Ступень: Река. Слияние: пять из пяти.

Три вкладки были заперты наглухо, и я толкнулся в них просьбой, а после мазнул по краю кровью с разбитой ладони, но они не отворились ни на то, ни на другое.

Рука у меня поднялась сама и сложила пальцы в незнакомую мне фигуру.

Я опустил ее правой, придавив к бедру, и подержал так, пока не отпустило. Телом своим я теперь владел не один. Это была не догадка, а случившееся при мне, в поле, на глазах у женщины в кресле, и ждать такого впредь придется всякую минуту.

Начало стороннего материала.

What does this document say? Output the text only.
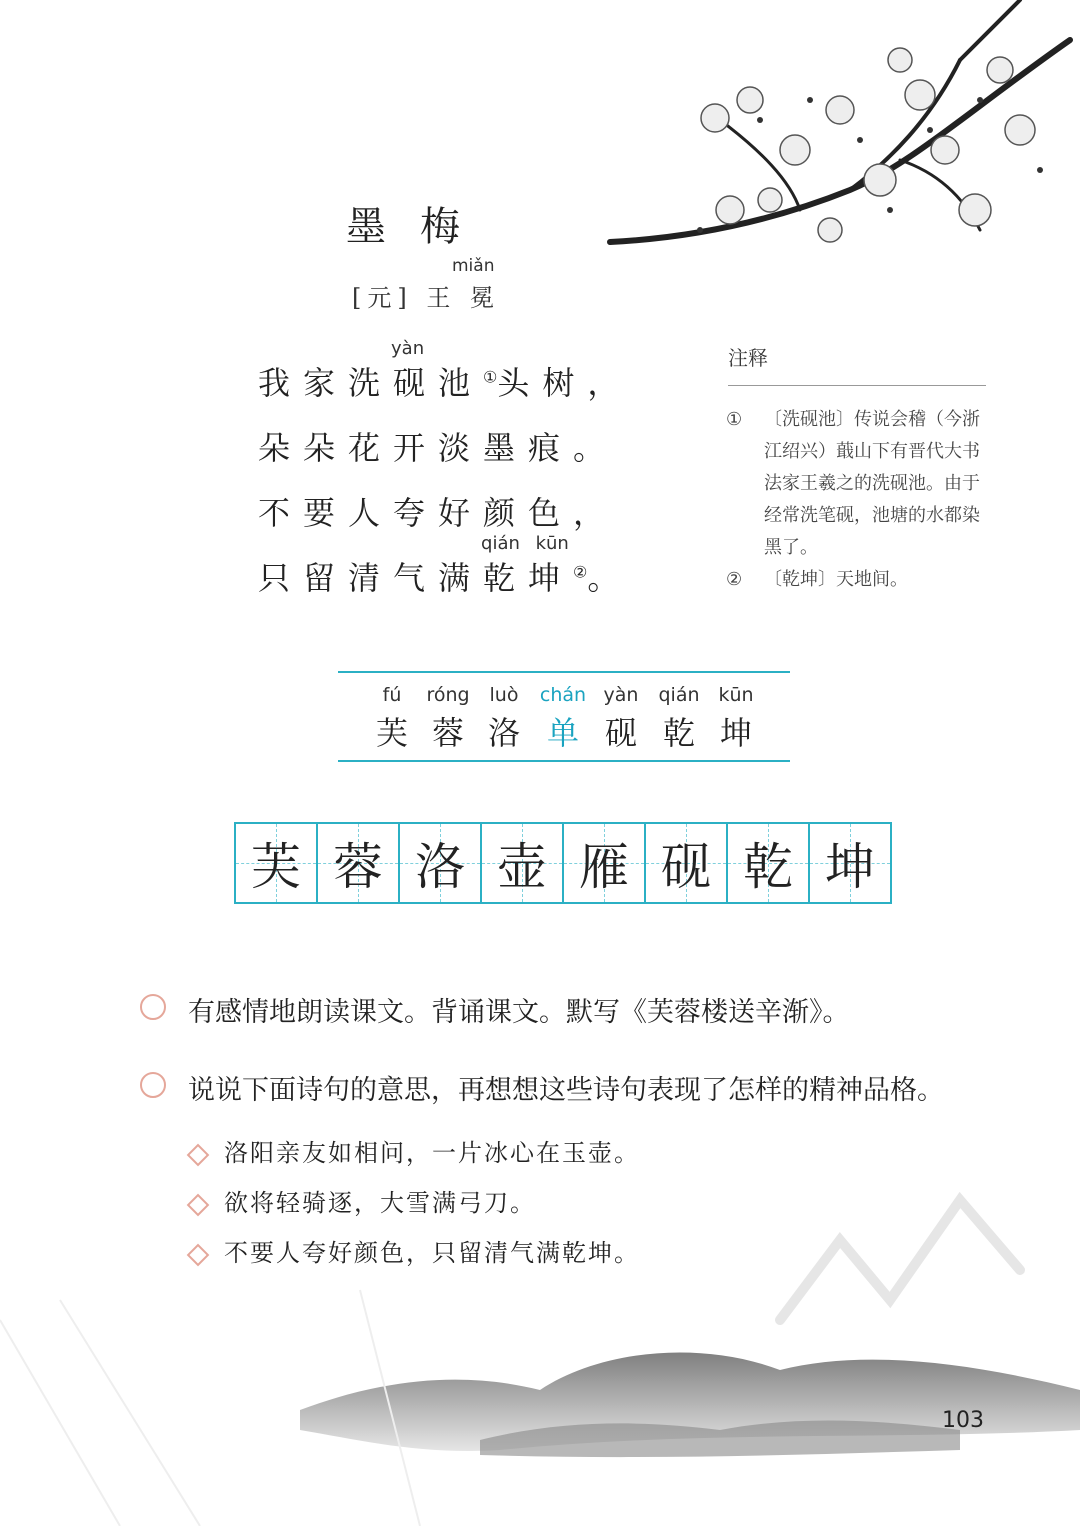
墨梅
miǎn
[元] 王 冕
我家洗
yàn
砚池①头树，
朵朵花开淡墨痕。
不要人夸好颜色，
只留清气满
qián kūn
乾坤②。
注释
① 〔洗砚池〕传说会稽（今浙江绍兴）蕺山下有晋代大书法家王羲之的洗砚池。由于经常洗笔砚，池塘的水都染黑了。
② 〔乾坤〕天地间。
fú
芙
róng
蓉
luò
洛
chán
单
yàn
砚
qián
乾
kūn
坤
芙 蓉 洛 壶 雁 砚 乾 坤
有感情地朗读课文。背诵课文。默写《芙蓉楼送辛渐》。
说说下面诗句的意思，再想想这些诗句表现了怎样的精神品格。
洛阳亲友如相问，一片冰心在玉壶。
欲将轻骑逐，大雪满弓刀。
不要人夸好颜色，只留清气满乾坤。
103
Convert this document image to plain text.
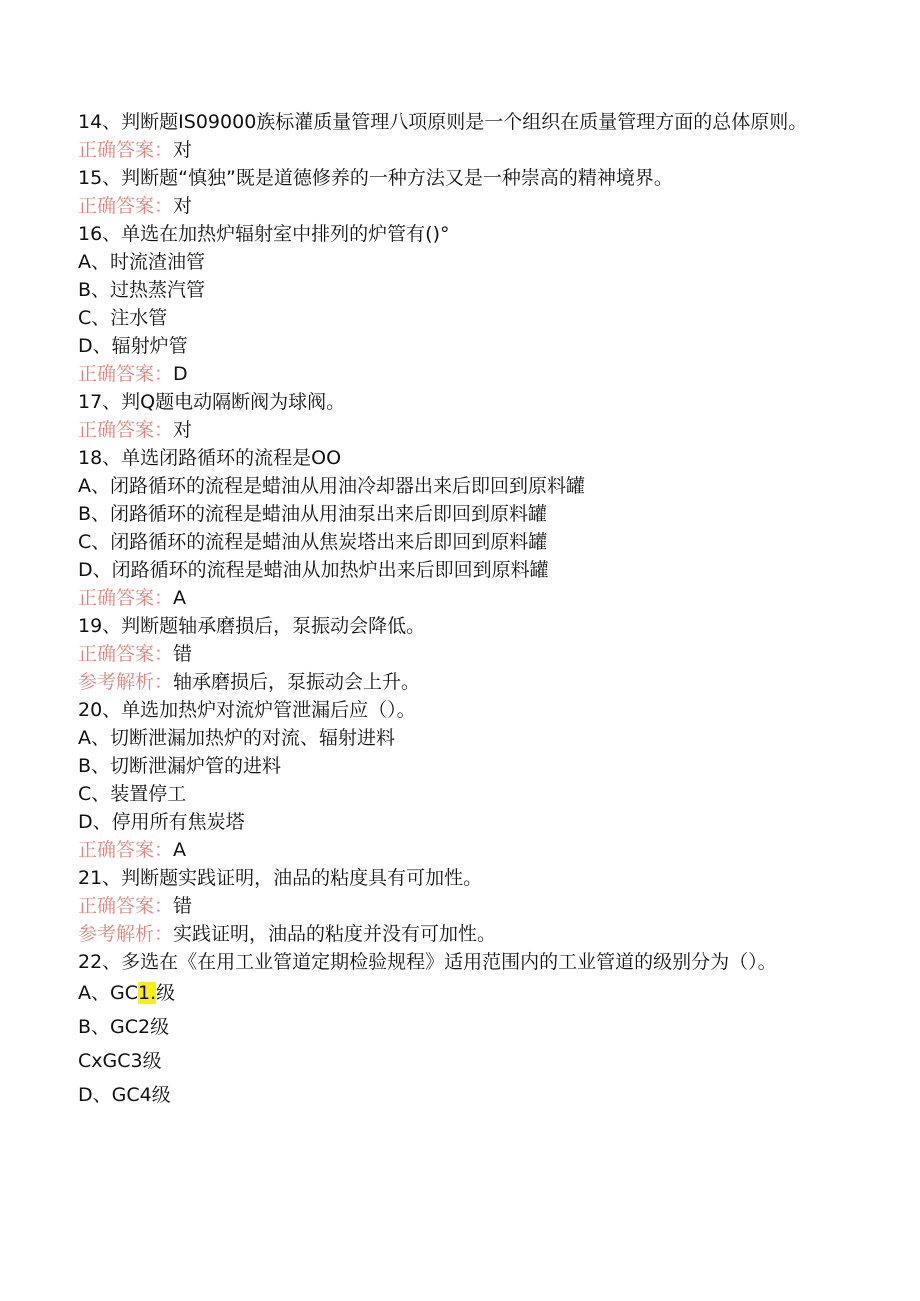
14、判断题IS09000族标灌质量管理八项原则是一个组织在质量管理方面的总体原则。
正确答案：对
15、判断题“慎独”既是道德修养的一种方法又是一种崇高的精神境界。
正确答案：对
16、单选在加热炉辐射室中排列的炉管有()°
A、时流渣油管
B、过热蒸汽管
C、注水管
D、辐射炉管
正确答案：D
17、判Q题电动隔断阀为球阀。
正确答案：对
18、单选闭路循环的流程是OO
A、闭路循环的流程是蜡油从用油冷却器出来后即回到原料罐
B、闭路循环的流程是蜡油从用油泵出来后即回到原料罐
C、闭路循环的流程是蜡油从焦炭塔出来后即回到原料罐
D、闭路循环的流程是蜡油从加热炉出来后即回到原料罐
正确答案：A
19、判断题轴承磨损后，泵振动会降低。
正确答案：错
参考解析：轴承磨损后，泵振动会上升。
20、单选加热炉对流炉管泄漏后应（）。
A、切断泄漏加热炉的对流、辐射进料
B、切断泄漏炉管的进料
C、装置停工
D、停用所有焦炭塔
正确答案：A
21、判断题实践证明，油品的粘度具有可加性。
正确答案：错
参考解析：实践证明，油品的粘度并没有可加性。
22、多选在《在用工业管道定期检验规程》适用范围内的工业管道的级别分为（）。
A、GC1.级
B、GC2级
CxGC3级
D、GC4级
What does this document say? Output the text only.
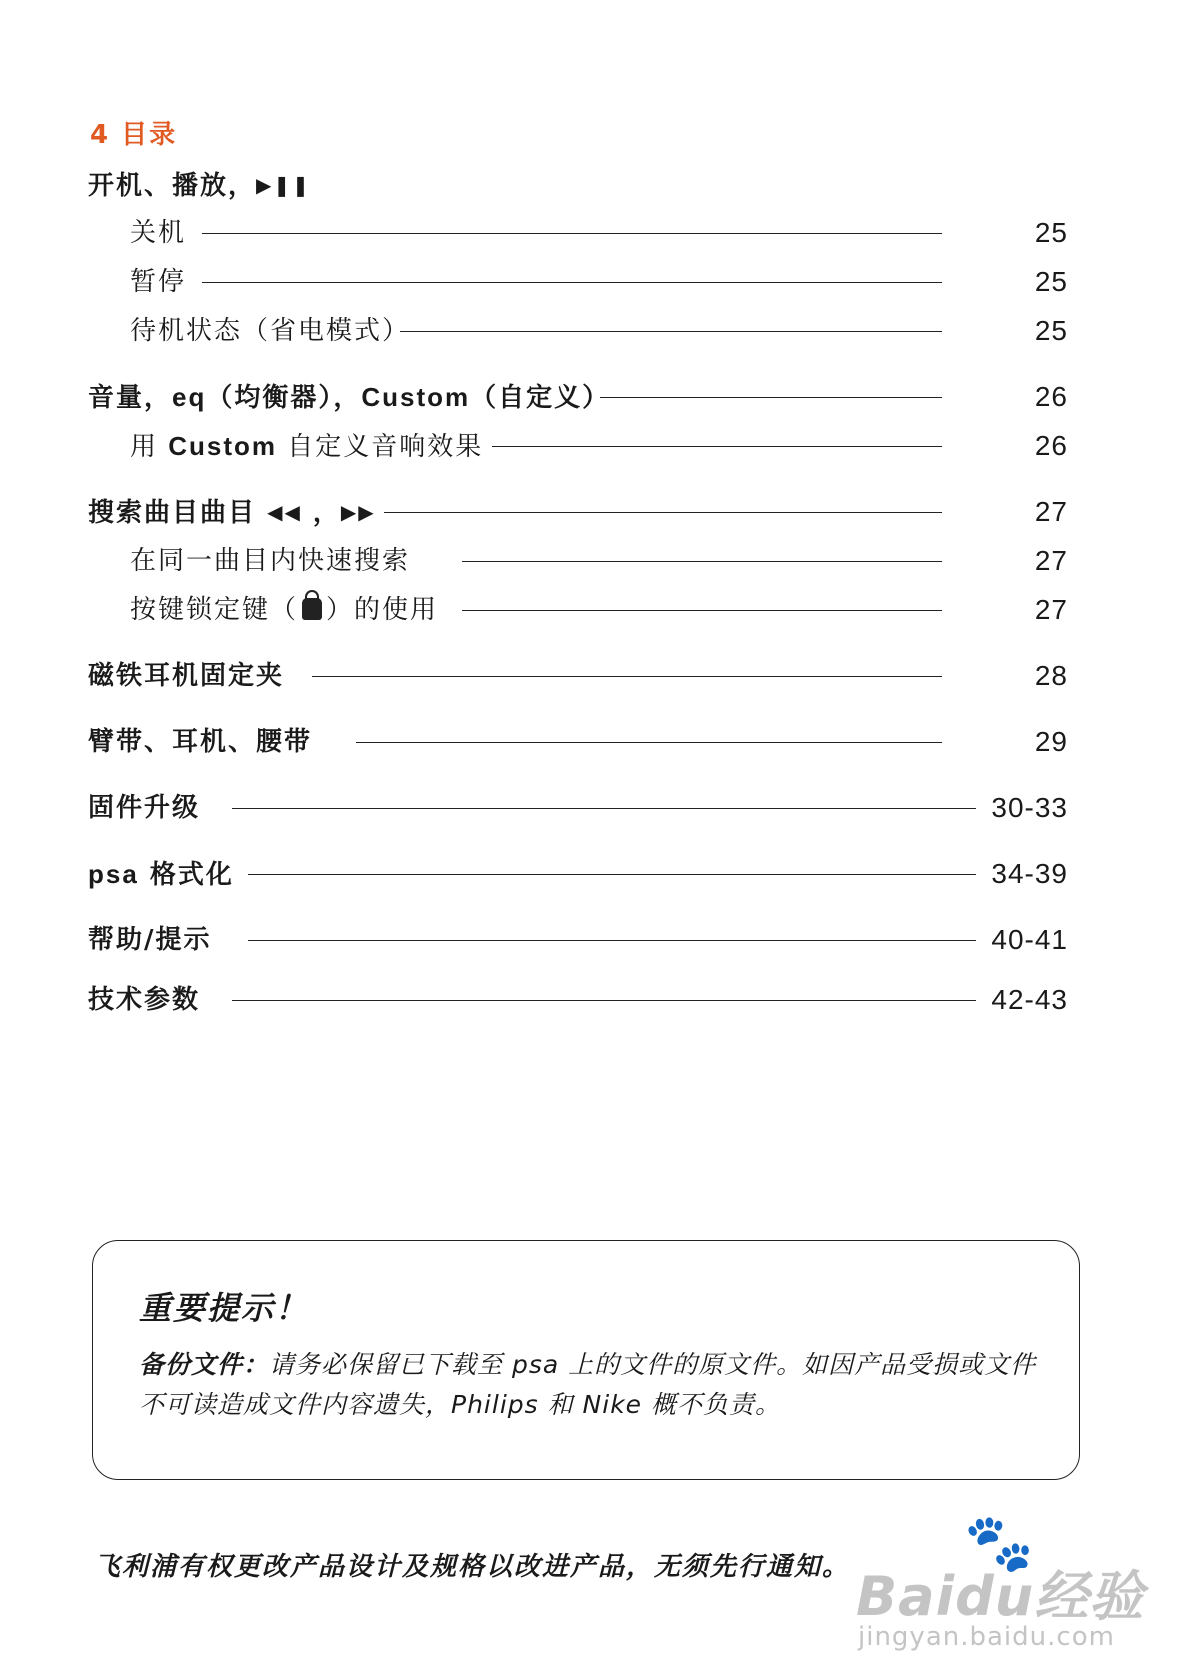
4 目录
开机、播放，▶❚❚
关机	25
暂停	25
待机状态（省电模式）	25
音量，eq（均衡器），Custom（自定义）	26
用 Custom 自定义音响效果	26
搜索曲目曲目 ◀◀ ，▶▶	27
在同一曲目内快速搜索	27
按键锁定键（ ）的使用	27
磁铁耳机固定夹	28
臂带、耳机、腰带	29
固件升级	30-33
psa 格式化	34-39
帮助/提示	40-41
技术参数	42-43
重要提示！
备份文件：请务必保留已下载至 psa 上的文件的原文件。如因产品受损或文件不可读造成文件内容遗失，Philips 和 Nike 概不负责。
飞利浦有权更改产品设计及规格以改进产品，无须先行通知。 🐾
Baidu经验
jingyan.baidu.com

За тем, ради чего все это делалось, я полез, стоя на месте.

Полез привычно, как лазят в карман за ключом, потому что там всегда лежало и чужое и мое: школа, порядки, имена, зала с колоннами и длинный стол. Лежало там и лицо человека, убившего меня, и знал я его лучше собственного, и вынимал каждую ночь с тех пор, как очнулся в чужом теле, и клал обратно.

Там оказалось пусто, и пусто не так, как бывает пусто спросонок.

— Ярослав. — Она тронула обод, но с места не двинулась.

— Погоди.

Я прошелся по всему, что помнил вчера, и вчерашнее не вернулось ни куском. Не туман, не провал, не темнота — темноту я бы взял руками и разгреб. Место было чистое, гладкое и на ощупь горячее, с твердой кромкой по краю, какая бывает у клейма, и держало оно форму того, что там лежало.

— У меня там выжжено. — Ей одной я это и говорил, потому что больше было некому. — Не забыто. Снято.

— Всеволод?

— Ни строчки. Ни лица.

— Что ты хочешь, чтобы я тебе назвала?

— Ничего. Ты держала имя, а не память, и чужого ты мне не вернешь.

Она пересказывать взятое не стала, и правильно сделала, потому что это ей объяснили раньше, чем мне. Только положила руки на обод и не поехала, а осталась сидеть, и рукав так и остался задран до локтя.

Долг у меня остался весь, до последней копейки, и платить по нему я буду до конца. А того, кому я задолжал, больше нет: на месте прошлой жизни выжжена плешь, и края у нее твердые и гладкие, как у клейма.